Ethiopia Gets First Female President In Sahle-Work Zewde

Ethiopian
members of parliament have elected Sahle-Work Zewde as the country's first
female president.
Ms
Sahle-Work is an experienced diplomat who has now become Africa's only female
head of state.
Her election
to the ceremonial position comes a week after Prime Minister Abiy Ahmed
appointed a cabinet with half the posts taken up by women.
After being
sworn in, President Sahle-Work promised to work hard to make gender equality a
reality in Ethiopia.
Addressing
parliament, she also pledged to promote peace: "I urge you all, to uphold
our peace, in the name of a mother, who is the first to suffer from the absence
of peace.''
The new
president was keen to make a point about gender equality right from the start,
telling MPs that if they thought she was talking too much about women, she had
only just begun.
There may
now be male-female parity in the new cabinet but elsewhere there is still a
long way to go.
Ms
Sahle-Work's appointment has been welcomed by Ethiopians on social media with
many calling it "historic".
She has been
described as Ethiopia's first female head of state of the modern era, with some
remembering Empress Zewditu who governed the country in the early part of the
20th Century.
Ms
Sahle-Work was voted in after the unexpected resignation of her predecessor,
Mulatu Teshome.
The prime
minister's chief of staff, Fitsum Arega,
tweeted that "in a patriarchal society such as ours, the
appointment of a female head of state not only sets the standard for the future
but also normalises women as decision-makers in public life"
President
Sahle-Work has served as an ambassador for Ethiopia in Senegal and Djibouti.

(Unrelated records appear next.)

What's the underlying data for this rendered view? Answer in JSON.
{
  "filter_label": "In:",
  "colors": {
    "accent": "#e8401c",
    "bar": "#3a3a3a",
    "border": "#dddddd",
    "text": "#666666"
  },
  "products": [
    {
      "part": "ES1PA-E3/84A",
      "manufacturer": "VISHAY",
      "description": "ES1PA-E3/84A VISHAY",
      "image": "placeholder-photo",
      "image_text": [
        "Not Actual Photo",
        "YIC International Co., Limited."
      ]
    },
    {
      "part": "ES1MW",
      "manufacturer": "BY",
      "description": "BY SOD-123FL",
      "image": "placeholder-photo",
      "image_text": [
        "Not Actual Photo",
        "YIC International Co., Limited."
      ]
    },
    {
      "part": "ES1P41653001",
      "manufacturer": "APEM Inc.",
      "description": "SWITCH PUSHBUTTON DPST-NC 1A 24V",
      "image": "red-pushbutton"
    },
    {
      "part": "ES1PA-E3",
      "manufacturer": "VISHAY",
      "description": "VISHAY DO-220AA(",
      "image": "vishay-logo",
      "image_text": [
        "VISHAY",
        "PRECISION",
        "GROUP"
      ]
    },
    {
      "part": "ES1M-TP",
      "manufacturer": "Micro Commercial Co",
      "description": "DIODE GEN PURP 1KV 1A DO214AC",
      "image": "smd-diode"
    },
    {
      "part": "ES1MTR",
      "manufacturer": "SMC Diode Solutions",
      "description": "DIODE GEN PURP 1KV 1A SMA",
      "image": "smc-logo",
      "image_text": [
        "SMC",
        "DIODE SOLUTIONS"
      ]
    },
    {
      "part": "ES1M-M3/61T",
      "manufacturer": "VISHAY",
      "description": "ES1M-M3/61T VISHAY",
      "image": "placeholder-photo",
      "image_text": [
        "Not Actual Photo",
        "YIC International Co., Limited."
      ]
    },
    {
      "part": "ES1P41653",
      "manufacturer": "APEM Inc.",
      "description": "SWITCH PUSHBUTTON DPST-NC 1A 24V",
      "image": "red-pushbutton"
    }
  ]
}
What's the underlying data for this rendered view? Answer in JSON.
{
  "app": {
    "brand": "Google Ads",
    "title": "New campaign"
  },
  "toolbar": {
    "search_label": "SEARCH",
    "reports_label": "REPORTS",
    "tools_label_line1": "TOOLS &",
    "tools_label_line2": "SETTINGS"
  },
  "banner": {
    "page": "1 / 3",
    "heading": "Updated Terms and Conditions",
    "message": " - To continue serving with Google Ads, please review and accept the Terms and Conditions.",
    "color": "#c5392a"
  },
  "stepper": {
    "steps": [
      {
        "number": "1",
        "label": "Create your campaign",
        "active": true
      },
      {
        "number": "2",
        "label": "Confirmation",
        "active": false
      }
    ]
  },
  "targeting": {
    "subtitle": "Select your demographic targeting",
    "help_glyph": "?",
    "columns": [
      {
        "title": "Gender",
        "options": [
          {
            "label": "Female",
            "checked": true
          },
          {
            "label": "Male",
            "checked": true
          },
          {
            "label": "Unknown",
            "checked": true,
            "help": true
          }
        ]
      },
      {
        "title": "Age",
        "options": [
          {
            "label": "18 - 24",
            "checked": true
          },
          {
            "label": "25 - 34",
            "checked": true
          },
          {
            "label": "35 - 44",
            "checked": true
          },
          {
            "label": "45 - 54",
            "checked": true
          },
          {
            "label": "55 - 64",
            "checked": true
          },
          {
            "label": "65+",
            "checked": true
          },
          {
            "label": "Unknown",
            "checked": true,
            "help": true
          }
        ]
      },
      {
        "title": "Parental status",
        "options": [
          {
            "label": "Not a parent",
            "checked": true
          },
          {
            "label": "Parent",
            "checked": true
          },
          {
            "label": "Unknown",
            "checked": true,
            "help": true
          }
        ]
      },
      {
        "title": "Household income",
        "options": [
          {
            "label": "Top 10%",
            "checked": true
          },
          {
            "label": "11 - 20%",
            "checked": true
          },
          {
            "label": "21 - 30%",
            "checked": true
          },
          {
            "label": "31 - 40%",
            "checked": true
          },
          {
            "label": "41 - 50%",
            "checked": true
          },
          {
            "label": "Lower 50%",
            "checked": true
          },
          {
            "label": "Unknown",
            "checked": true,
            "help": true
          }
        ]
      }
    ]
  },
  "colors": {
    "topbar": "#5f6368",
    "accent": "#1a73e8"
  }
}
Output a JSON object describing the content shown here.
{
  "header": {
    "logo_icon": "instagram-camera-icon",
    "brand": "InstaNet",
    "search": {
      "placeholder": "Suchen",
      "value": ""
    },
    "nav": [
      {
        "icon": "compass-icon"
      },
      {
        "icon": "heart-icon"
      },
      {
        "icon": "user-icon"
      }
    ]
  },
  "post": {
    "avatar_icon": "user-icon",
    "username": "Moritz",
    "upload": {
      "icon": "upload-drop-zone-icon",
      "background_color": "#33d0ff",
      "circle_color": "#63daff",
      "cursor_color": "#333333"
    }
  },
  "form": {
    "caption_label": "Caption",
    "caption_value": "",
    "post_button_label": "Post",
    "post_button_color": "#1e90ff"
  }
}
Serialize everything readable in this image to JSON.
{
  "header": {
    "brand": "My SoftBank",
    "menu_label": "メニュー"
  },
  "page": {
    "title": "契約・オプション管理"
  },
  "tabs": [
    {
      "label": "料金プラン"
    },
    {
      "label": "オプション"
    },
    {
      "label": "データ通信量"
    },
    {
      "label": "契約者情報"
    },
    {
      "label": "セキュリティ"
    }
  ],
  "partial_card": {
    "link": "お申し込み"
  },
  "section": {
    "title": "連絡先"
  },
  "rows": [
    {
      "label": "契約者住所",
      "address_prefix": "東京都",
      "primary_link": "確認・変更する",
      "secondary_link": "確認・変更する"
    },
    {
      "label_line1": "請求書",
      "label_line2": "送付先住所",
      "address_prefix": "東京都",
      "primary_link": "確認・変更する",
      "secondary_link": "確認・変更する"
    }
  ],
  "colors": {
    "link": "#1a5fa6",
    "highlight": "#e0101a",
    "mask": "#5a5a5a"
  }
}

She has also held a number of UN positions, including head of peace-building in
the Central African Republic (CAR).
Immediately
before becoming president, Ms Sahle-Work was the UN representative at the
African Union.
In the
Ethiopian constitution, the post of president is ceremonial with the prime
minister holding the political power.
The last
African female head of state was Mauritian President Ameenah Gurib-Fakim, who resigned
in March over an expenses scandal. She denied any wrong doing.